A special SLA meeting was convened in January in response to a request from ShipComplaint who were seeking validation of their marketplace platform. It turned out the SLA had been conducting its own investigations into the activities of ShipCompliant’s licensed business partners and was using this opportunity to address the wider issue of unlicensed agents participating in and being compensated for the sale of alcohol. Two of those business partners, marketerLot 18 and the wholesaler MHW faced some tough questions about contract language that specified compensation for the retailer and wholesaler, and the price posting of duplicate items. The resulting discussion identified some principals the SLA considers important, and Rosen made the point that the model itself may be sound, but it depends on how the business partners are using it. Was ShipCompliant driving a taxi or a getaway car?
Among Rosen’s concerns were that the retailer needs to exercise control over the transaction, and be exposed to risk. The wholesaler cannot avoid duplicating the brand registrations of other wholesalers in the state by “stickering” products so they become eligible for a new label approval code (COLA) and a separate registration. It was pointed out that the retailer may be able to purchase the same product from a different wholesaler at a different price.

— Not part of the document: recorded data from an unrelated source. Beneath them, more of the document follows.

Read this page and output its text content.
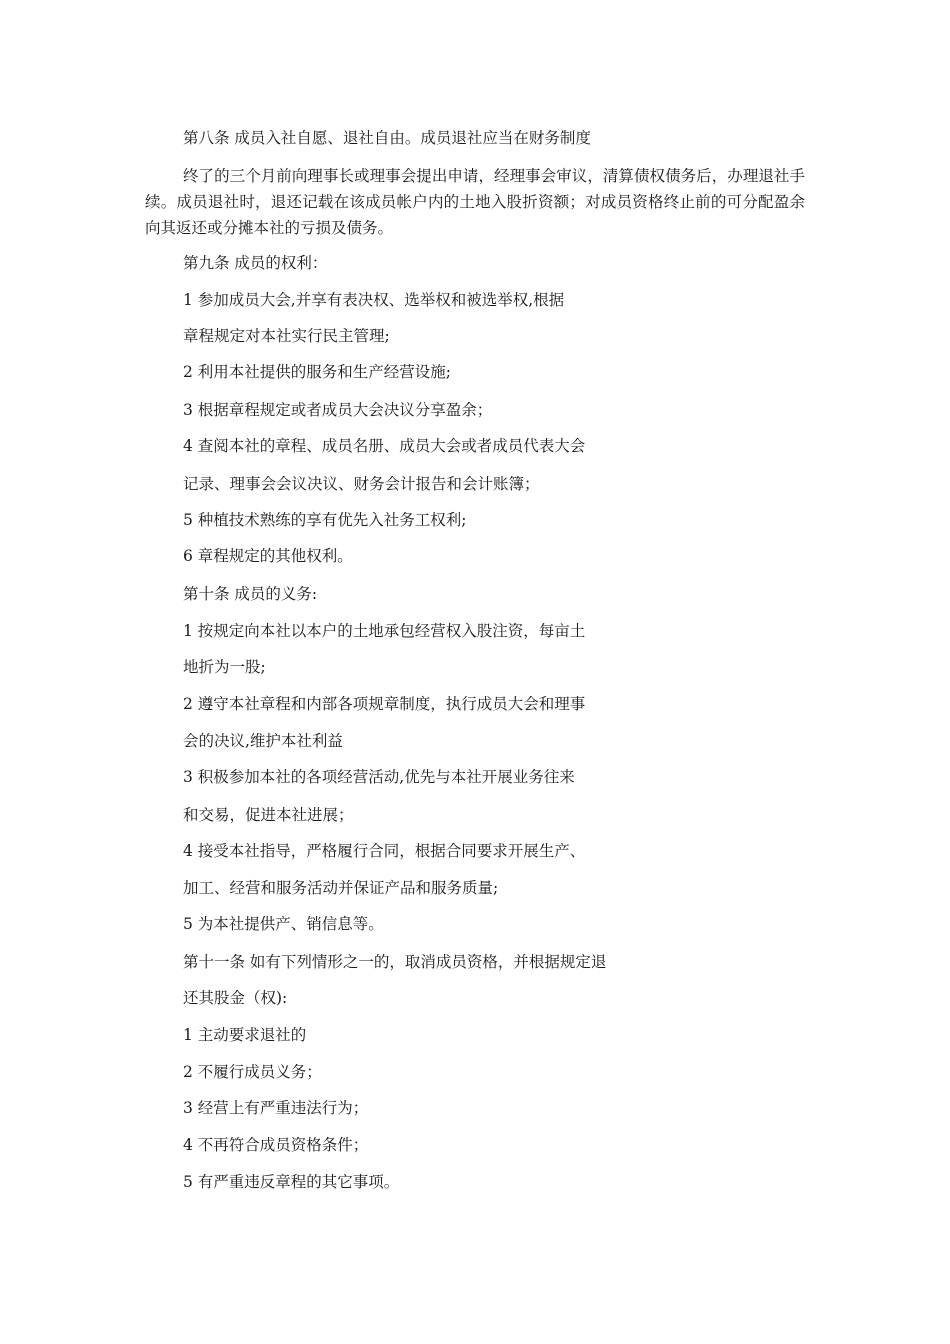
第八条 成员入社自愿、退社自由。成员退社应当在财务制度
终了的三个月前向理事长或理事会提出申请，经理事会审议，清算债权债务后，办理退社手续。成员退社时，退还记载在该成员帐户内的土地入股折资额；对成员资格终止前的可分配盈余向其返还或分摊本社的亏损及债务。
第九条 成员的权利：
1 参加成员大会,并享有表决权、选举权和被选举权,根据
章程规定对本社实行民主管理;
2 利用本社提供的服务和生产经营设施;
3 根据章程规定或者成员大会决议分享盈余；
4 查阅本社的章程、成员名册、成员大会或者成员代表大会
记录、理事会会议决议、财务会计报告和会计账簿；
5 种植技术熟练的享有优先入社务工权利;
6 章程规定的其他权利。
第十条 成员的义务:
1 按规定向本社以本户的土地承包经营权入股注资，每亩土
地折为一股;
2 遵守本社章程和内部各项规章制度，执行成员大会和理事
会的决议,维护本社利益
3 积极参加本社的各项经营活动,优先与本社开展业务往来
和交易，促进本社进展；
4 接受本社指导，严格履行合同，根据合同要求开展生产、
加工、经营和服务活动并保证产品和服务质量;
5 为本社提供产、销信息等。
第十一条 如有下列情形之一的，取消成员资格，并根据规定退
还其股金（权):
1 主动要求退社的
2 不履行成员义务；
3 经营上有严重违法行为；
4 不再符合成员资格条件；
5 有严重违反章程的其它事项。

After what was quite a dramatic hearing the publication of the SLA’s guidelines are eagerly anticipated. Amazon announced in January the construction of a 1 million square foot warehouse and fulfillment facility in NJ and had legal representation at the hearing. As a marketing agent Amazon could present a big opportunity for US wineries or a competitive threat for local retailers. Either way the SLA was clear that it does not intend to stand in the way of internet sales.